After 76 years, Tahoe PUD alters director election process
TAHOE CITY, Calif. — The Tahoe City Public Utility District is changing the way board members are elected this November, updating a process that’s been in place for 76 years.
In a 3-2 vote, TCPUD directors on April 18 approved changing to a voting-at-large method, in which candidates run for all available board seats.
Since the district’s inception in 1938, candidates have run for a seat number (1 through 5), with the top vote-getter for each winning it. The district’s five seats don’t represent geographical areas.
That was one argument director Ron Treabess used in support of the switch.

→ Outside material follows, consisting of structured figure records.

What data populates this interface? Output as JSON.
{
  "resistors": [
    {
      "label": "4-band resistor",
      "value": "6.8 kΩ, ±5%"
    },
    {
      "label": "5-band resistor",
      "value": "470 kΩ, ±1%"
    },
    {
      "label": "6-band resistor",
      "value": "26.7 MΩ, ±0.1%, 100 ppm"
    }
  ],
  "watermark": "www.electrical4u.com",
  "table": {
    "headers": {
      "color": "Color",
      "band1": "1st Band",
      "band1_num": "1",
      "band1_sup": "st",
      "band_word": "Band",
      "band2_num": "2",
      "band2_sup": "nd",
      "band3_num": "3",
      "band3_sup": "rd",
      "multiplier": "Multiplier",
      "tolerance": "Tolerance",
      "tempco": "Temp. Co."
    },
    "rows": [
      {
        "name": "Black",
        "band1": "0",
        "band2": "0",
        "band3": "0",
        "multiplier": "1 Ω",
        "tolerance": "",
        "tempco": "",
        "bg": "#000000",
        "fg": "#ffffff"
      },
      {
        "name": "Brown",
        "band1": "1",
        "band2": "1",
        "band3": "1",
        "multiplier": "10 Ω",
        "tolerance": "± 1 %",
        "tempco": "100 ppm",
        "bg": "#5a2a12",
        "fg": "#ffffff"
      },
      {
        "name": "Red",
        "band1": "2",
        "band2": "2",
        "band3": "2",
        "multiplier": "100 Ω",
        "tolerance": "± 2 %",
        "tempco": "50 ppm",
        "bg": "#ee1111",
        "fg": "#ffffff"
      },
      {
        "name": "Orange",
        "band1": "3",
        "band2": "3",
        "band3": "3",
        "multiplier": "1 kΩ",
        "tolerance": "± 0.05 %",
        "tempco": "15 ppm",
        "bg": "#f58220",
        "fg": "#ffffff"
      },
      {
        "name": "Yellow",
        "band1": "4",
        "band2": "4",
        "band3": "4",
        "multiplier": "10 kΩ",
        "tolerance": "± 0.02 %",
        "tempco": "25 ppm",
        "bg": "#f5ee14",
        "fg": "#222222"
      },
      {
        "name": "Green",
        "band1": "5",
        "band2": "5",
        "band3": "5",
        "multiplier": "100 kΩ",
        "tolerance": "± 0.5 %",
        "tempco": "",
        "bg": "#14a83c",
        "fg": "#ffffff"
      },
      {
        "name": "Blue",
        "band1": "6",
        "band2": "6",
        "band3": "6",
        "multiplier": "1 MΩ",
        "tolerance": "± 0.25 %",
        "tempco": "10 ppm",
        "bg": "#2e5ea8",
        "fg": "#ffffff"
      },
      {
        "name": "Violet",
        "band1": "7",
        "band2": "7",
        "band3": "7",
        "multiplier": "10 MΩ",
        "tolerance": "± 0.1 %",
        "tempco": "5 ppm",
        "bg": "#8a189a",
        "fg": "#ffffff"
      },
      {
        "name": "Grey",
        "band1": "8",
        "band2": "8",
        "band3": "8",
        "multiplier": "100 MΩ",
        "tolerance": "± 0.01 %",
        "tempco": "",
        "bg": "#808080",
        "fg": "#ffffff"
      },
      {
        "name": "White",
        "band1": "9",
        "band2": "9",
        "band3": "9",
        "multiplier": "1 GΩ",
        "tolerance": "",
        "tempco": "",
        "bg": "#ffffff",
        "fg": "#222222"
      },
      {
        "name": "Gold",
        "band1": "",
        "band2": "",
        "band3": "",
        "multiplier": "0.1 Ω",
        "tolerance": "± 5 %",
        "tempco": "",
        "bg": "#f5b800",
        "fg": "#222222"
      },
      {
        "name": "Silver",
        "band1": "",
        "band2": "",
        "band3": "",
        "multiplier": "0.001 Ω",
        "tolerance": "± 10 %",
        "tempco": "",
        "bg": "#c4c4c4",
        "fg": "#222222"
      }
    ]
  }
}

“This is the way most elections are now done, and my feeling is that we ought to bring us up to the current way most elections are being run in order to provide an opportunity for more people to feel comfortable to run for one of these seats,” he said at TCPUD’s April 18 board meeting.
Board vice president Erik Henrikson voiced his opposition to the change.
“It’s not broke,” he said. “It works fine, and I don’t support changing it.”
Due to the board being split on the matter, the district collected public feedback. A postcard survey sent to the district’s 3,132 registered voters and a newsletter survey to its 7,800 water and sewer customers found majority support for the at-large method, according to previous reports.
Two seats are up for the Nov. 4 general election — one held by TCPUD board president Dan Wilkins, the other by director Lou Reinkens.
Each director serves a four-year term.